See GERMANY: A. D. 1347-1493.
AUSTRIA: A. D. 1468. Invasion by George Podiebrad of Bohemia. The crusade against him.
See BOHEMIA: A. D. 1458-1471.
AUSTRIA: A. D. 1471-1491. Hungarian invasion and capture of Vienna. Treaty of Presburg. Succession to the throne of Hungary secured.
"George, King of Bohemia, expired in 1471; and the claims of the Emperor and King of Hungary being equally disregarded, the crown was conferred on Uladislaus, son of Casimir IV. King of Poland, and grandson of Albert II. To this election Frederic long persisted in withholding his assent; but at length he determined to crush the claim of Matthias by formally investing Uladislaus with the kingdom and electorate of Bohemia, and the office of imperial cup-bearer.
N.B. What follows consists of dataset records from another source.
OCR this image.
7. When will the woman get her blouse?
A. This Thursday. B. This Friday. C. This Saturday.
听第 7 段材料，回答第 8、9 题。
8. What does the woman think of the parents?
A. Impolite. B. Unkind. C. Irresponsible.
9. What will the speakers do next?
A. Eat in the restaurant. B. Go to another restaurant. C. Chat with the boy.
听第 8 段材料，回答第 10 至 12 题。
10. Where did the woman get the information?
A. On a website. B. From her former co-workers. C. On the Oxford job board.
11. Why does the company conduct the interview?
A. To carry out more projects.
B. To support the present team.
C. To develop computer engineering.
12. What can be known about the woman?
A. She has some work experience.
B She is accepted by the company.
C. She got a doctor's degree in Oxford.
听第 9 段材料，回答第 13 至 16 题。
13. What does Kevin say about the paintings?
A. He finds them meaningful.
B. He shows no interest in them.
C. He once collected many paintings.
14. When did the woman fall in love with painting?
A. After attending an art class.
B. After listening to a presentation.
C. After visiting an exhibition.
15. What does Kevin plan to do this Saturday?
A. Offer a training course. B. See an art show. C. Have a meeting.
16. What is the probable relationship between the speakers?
In revenge for this affront, Matthias marched into Austria: took possession of the fortresses of the Danube; and compelled the Emperor to purchase a cessation of hostilities by undertaking to pay an hundred thousand golden florins, one-half of which was disbursed by the Austrian states at the appointed time. But as the King of Hungary still delayed to yield up the captured fortresses, Frederic refused all further payment; and the war was again renewed. Matthias invaded and ravaged Austria; and though he experienced formidable resistance from several towns, his arms were crowned with success, and he became master of Vienna and Neustadt. Driven from his capital the terrified Emperor was reduced to the utmost distress, and wandered from town to town and from convent to convent, endeavouring to arouse the German States against the Hungarians. Yet even in this exigency his good fortune did not wholly forsake him; and he availed himself of a Diet at Frankfort to procure the election of his son Maximilian as King of the Romans. To this Diet, however, the King of Bohemia received no summons, and therefore protested against the validity of the election. A full apology and admission of his right easily satisfied Uladislaus, and he consented to remit the fine which the Golden Bull had fixed as the penalty of the omission. The death of Matthias Corvinus in 1490, left the throne of Hungary vacant, and the Hungarians, influenced by their widowed queen, conferred the crown upon the King of Bohemia, without listening to the pretensions of Maximilian. That valorous prince, however, sword in hand, recovered his Austrian dominions; and the rival kings concluded a severe contest by the treaty of Presburg, by which Hungary was for the present secured to Uladislaus; but on his death without heirs was to vest in the descendants of the Emperor."